File 01-contingency_table_solution.py


Michel Bierlaire

Wed Aug 7 18:03:43 2024



In [None]:

import biogeme.database as db
import biogeme.biogeme as bio
from IPython.core.display_functions import display
from biogeme.expressions import Beta, log, Variable
import pandas as pd


We consider the data set where we have collected data per income category, coded as
follows: 1: low, 2: medium, 3: high.

In [None]:
income_data = pd.DataFrame(
    {
        'Income': [1, 1, 2, 2, 3, 3],
        'Electric': [1, 0, 1, 0, 1, 0],
        'Total': [15, 200, 50, 450, 135, 150],
    }
)


1. Estimate the parameters of the  model predicting the choice of
electrical vehicle as a function of income.

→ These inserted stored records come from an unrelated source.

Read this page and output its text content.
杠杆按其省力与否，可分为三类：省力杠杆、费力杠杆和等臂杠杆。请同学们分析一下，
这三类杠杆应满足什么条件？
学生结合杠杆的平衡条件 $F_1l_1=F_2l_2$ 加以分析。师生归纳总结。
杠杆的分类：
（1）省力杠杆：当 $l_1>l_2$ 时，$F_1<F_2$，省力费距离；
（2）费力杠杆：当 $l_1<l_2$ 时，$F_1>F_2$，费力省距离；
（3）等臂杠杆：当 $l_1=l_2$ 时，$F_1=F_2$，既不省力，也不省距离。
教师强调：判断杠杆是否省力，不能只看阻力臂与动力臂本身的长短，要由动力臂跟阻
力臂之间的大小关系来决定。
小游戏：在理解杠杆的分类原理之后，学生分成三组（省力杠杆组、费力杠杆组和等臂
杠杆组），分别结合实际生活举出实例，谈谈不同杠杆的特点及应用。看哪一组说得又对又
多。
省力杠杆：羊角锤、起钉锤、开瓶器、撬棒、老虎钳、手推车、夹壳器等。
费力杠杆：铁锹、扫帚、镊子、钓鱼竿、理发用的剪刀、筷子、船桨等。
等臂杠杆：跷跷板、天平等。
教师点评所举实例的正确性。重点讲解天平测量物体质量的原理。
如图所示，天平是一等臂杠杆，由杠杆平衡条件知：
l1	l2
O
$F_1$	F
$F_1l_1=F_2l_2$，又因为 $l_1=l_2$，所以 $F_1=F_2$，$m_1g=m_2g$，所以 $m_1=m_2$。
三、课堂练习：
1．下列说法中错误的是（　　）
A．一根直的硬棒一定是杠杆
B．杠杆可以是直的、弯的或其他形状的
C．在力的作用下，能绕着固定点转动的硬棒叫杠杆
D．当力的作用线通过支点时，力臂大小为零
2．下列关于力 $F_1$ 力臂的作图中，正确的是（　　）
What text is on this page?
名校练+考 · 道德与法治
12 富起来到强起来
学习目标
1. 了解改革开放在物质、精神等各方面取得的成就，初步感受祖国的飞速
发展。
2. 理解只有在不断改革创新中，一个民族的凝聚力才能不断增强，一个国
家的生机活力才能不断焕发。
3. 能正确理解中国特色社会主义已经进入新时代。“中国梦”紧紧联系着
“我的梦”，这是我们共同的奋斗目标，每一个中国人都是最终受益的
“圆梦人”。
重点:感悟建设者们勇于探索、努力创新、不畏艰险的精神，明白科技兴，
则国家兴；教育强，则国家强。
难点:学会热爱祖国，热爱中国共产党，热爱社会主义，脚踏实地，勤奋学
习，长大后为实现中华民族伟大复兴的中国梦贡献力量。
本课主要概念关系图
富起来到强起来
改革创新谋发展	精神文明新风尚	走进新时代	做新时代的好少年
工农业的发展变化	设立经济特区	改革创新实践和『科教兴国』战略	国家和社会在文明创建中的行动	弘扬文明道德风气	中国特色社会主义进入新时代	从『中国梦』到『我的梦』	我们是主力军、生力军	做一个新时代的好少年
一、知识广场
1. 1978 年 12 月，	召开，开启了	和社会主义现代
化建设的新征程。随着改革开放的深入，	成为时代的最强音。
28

2. Consider a scenario where  the
income distribution is as follows: 7.5% of the population
with low income, 40% of the population with medium income
and 52.5% of the population with high income. Use the
estimated model to forecast the market share of electric
vehicles under this scenario.

We proceed in the same way. We first import the data into the Biogeme database.

In [None]:
database_income = db.Database('contingency_income', income_data)


We define the variables.

In [None]:
Income = Variable('Income')
Electric = Variable('Electric')
Total = Variable('Total')


We define the parameters to be estimated.

In [None]:
pi1 = Beta('pi1', 0.5, 0, 1, 0)
pi2 = Beta('pi2', 0.5, 0, 1, 0)
pi3 = Beta('pi3', 0.5, 0, 1, 0)
pi = (Income == 1) * pi1 + (Income == 2) * pi2 + (Income == 3) * pi3


We define the contribution of each row to the log likelihood function.

In [None]:
loglike = Total * log(pi) * (Electric == 1) + Total * log(1 - pi) * (
    Electric == 0
)


We provide the database and the expression to the Biogeme object.

In [None]:
biogeme = bio.BIOGEME(database_income, loglike)
biogeme.modelName = 'contingency_income'


We run the estimation.

In [None]:
results = biogeme.estimate()


We retrieve the estimated parameters.

In [None]:
pandas_results = results.get_estimated_parameters()
display(pandas_results)


And, finally, we use the estimated model to predict.

In [None]:
pi1_estimate = pandas_results['Value']['pi1']
pi2_estimate = pandas_results['Value']['pi2']
pi3_estimate = pandas_results['Value']['pi3']

market_share = (
    pi1_estimate * 0.075 + pi2_estimate * 0.40 + pi3_estimate * 0.525
)
print(f'Market share future scenario: {100*market_share:.3g}%')